The fable was revived in Renaissance times by Andrea Alciato in his Emblemata under the heading Non tibi sed religioni (not for your sake but religion's), and is placed in the context of the Egyptian cult of Isis. No less than three English versions of Alciato's accompanying Latin poem were written in the next few decades. The most significant is that of Geoffrey Whitney in his Choice of Emblemes, which is more a paraphrase dwelling foremost on the meaning of the fable. It draws the human parallel with religious 'pastors', but also with ambassadors in the secular sphere, both of whom act as intermediaries of a higher power.

None of these authors ascribed the fable to Aesop, but Christoph Murer mentioned "Aesop's Ass" in his book of emblems, XL emblemata miscella nova (1620), where it was likened to those who pursue ambition. At this time also the Neo-Latin poet Pantaleon Candidus alluded to it in describing "those who aspire to great honours". A contemporary English reference in The Conversations at Little Gidding (about 1630) also mentions 'Aesops Asse interpreting the Prostrate Worship of the People that was offered to the Golden Image on his back as intended to his Beastliness'. This, however, was in the context of making a distinction between a man and his religious office. George Herbert (who may have taken part in these conversations) again alluded to this matter in his poem "The Church Porch" (lines 265–268)
When baseness is exalted, do not bate
The place its honour for the person's sake.
The shrine is that which thou doest venerate,
And not the beast that bears it on his back.

The story had another retelling in a Neo-Latin poem by Gabriele Faerno which, in its single-lined moral, draws the parallel with a magistrate who is only honoured for his office. The story was eventually given a Catholic context in La Fontaine's Fables, where it was titled "The ass carrying relics". However, the ending limits the lesson to secular office, as does Faerno: 'As with a stupid magistrate, it's to the robe that you prostrate' (D'un magistrat ignorant/C'est la Robe qu'on salue). Since then, illustrators of his Fables have often combined the fable and its lesson in the same picture, or even confined themselves to its worldly lesson alone.

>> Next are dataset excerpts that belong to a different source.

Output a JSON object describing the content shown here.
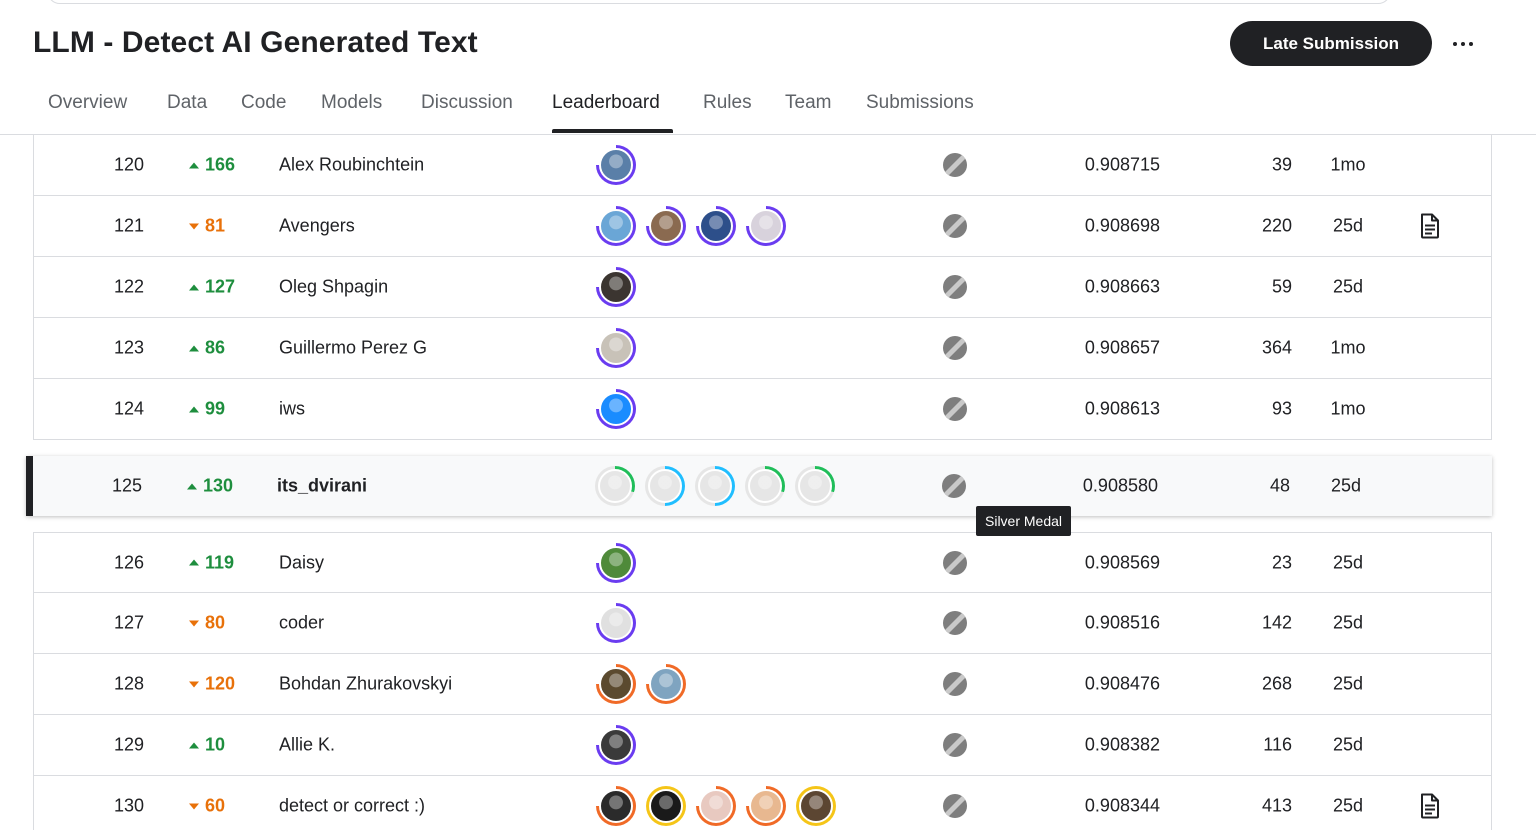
{
  "title": "LLM - Detect AI Generated Text",
  "actions": {
    "late_submission": "Late Submission",
    "more_icon": "more-horiz-icon"
  },
  "tabs": [
    "Overview",
    "Data",
    "Code",
    "Models",
    "Discussion",
    "Leaderboard",
    "Rules",
    "Team",
    "Submissions"
  ],
  "active_tab": "Leaderboard",
  "tooltip": "Silver Medal",
  "colors": {
    "up": "#1e8e3e",
    "down": "#e8710a",
    "ring_purple": "#6a3cf0",
    "ring_green": "#20be5a",
    "ring_blue": "#20beff",
    "ring_orange": "#f06a27",
    "ring_gold": "#f5c518",
    "dark": "#202124"
  },
  "rows": [
    {
      "rank": "120",
      "dir": "up",
      "delta": "166",
      "team": "Alex Roubinchtein",
      "avatars": [
        {
          "ring": "purple",
          "fill": "#5a7fa8"
        }
      ],
      "score": "0.908715",
      "entries": "39",
      "last": "1mo",
      "notebook": false
    },
    {
      "rank": "121",
      "dir": "down",
      "delta": "81",
      "team": "Avengers",
      "avatars": [
        {
          "ring": "purple",
          "fill": "#6aa6d6"
        },
        {
          "ring": "purple",
          "fill": "#8a6a50"
        },
        {
          "ring": "purple",
          "fill": "#2d4f8a"
        },
        {
          "ring": "purple",
          "fill": "#d8d2dc"
        }
      ],
      "score": "0.908698",
      "entries": "220",
      "last": "25d",
      "notebook": true
    },
    {
      "rank": "122",
      "dir": "up",
      "delta": "127",
      "team": "Oleg Shpagin",
      "avatars": [
        {
          "ring": "purple",
          "fill": "#3b3530"
        }
      ],
      "score": "0.908663",
      "entries": "59",
      "last": "25d",
      "notebook": false
    },
    {
      "rank": "123",
      "dir": "up",
      "delta": "86",
      "team": "Guillermo Perez G",
      "avatars": [
        {
          "ring": "purple",
          "fill": "#c8c2b8"
        }
      ],
      "score": "0.908657",
      "entries": "364",
      "last": "1mo",
      "notebook": false
    },
    {
      "rank": "124",
      "dir": "up",
      "delta": "99",
      "team": "iws",
      "avatars": [
        {
          "ring": "purple",
          "fill": "#1a8cff"
        }
      ],
      "score": "0.908613",
      "entries": "93",
      "last": "1mo",
      "notebook": false
    },
    {
      "rank": "125",
      "dir": "up",
      "delta": "130",
      "team": "its_dvirani",
      "avatars": [
        {
          "ring": "green",
          "fill": "#e6e6e6"
        },
        {
          "ring": "blue",
          "fill": "#e6e6e6"
        },
        {
          "ring": "blue",
          "fill": "#e6e6e6"
        },
        {
          "ring": "green",
          "fill": "#e6e6e6"
        },
        {
          "ring": "green",
          "fill": "#e6e6e6"
        }
      ],
      "score": "0.908580",
      "entries": "48",
      "last": "25d",
      "notebook": false,
      "current_user": true
    },
    {
      "rank": "126",
      "dir": "up",
      "delta": "119",
      "team": "Daisy",
      "avatars": [
        {
          "ring": "purple",
          "fill": "#4f8a3a"
        }
      ],
      "score": "0.908569",
      "entries": "23",
      "last": "25d",
      "notebook": false
    },
    {
      "rank": "127",
      "dir": "down",
      "delta": "80",
      "team": "coder",
      "avatars": [
        {
          "ring": "purple",
          "fill": "#e0e0e0"
        }
      ],
      "score": "0.908516",
      "entries": "142",
      "last": "25d",
      "notebook": false
    },
    {
      "rank": "128",
      "dir": "down",
      "delta": "120",
      "team": "Bohdan Zhurakovskyi",
      "avatars": [
        {
          "ring": "orange",
          "fill": "#5b4a2f"
        },
        {
          "ring": "orange",
          "fill": "#7fa4c0"
        }
      ],
      "score": "0.908476",
      "entries": "268",
      "last": "25d",
      "notebook": false
    },
    {
      "rank": "129",
      "dir": "up",
      "delta": "10",
      "team": "Allie K.",
      "avatars": [
        {
          "ring": "purple",
          "fill": "#3a3a3a"
        }
      ],
      "score": "0.908382",
      "entries": "116",
      "last": "25d",
      "notebook": false
    },
    {
      "rank": "130",
      "dir": "down",
      "delta": "60",
      "team": "detect or correct :)",
      "avatars": [
        {
          "ring": "orange",
          "fill": "#2b2b2b"
        },
        {
          "ring": "gold",
          "fill": "#1a1a1a"
        },
        {
          "ring": "orange",
          "fill": "#e8c9c0"
        },
        {
          "ring": "orange",
          "fill": "#e8b890"
        },
        {
          "ring": "gold",
          "fill": "#5c4632"
        }
      ],
      "score": "0.908344",
      "entries": "413",
      "last": "25d",
      "notebook": true
    }
  ]
}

Roger L'Estrange had similarly taken the fable, at much the same time as La Fontaine, as 'a reproof to those men who take the honour and respect that is done to the character they sustain, to be paid to the person'. But after his time, although there were subsequent inclusions in English fable collections, it appeared in none of the best known until Victorian times. The lesson was emphasised then by its being titled "The Jackass in Office", in reference to the proverbial expression for a puffed up petty official, a jack in office.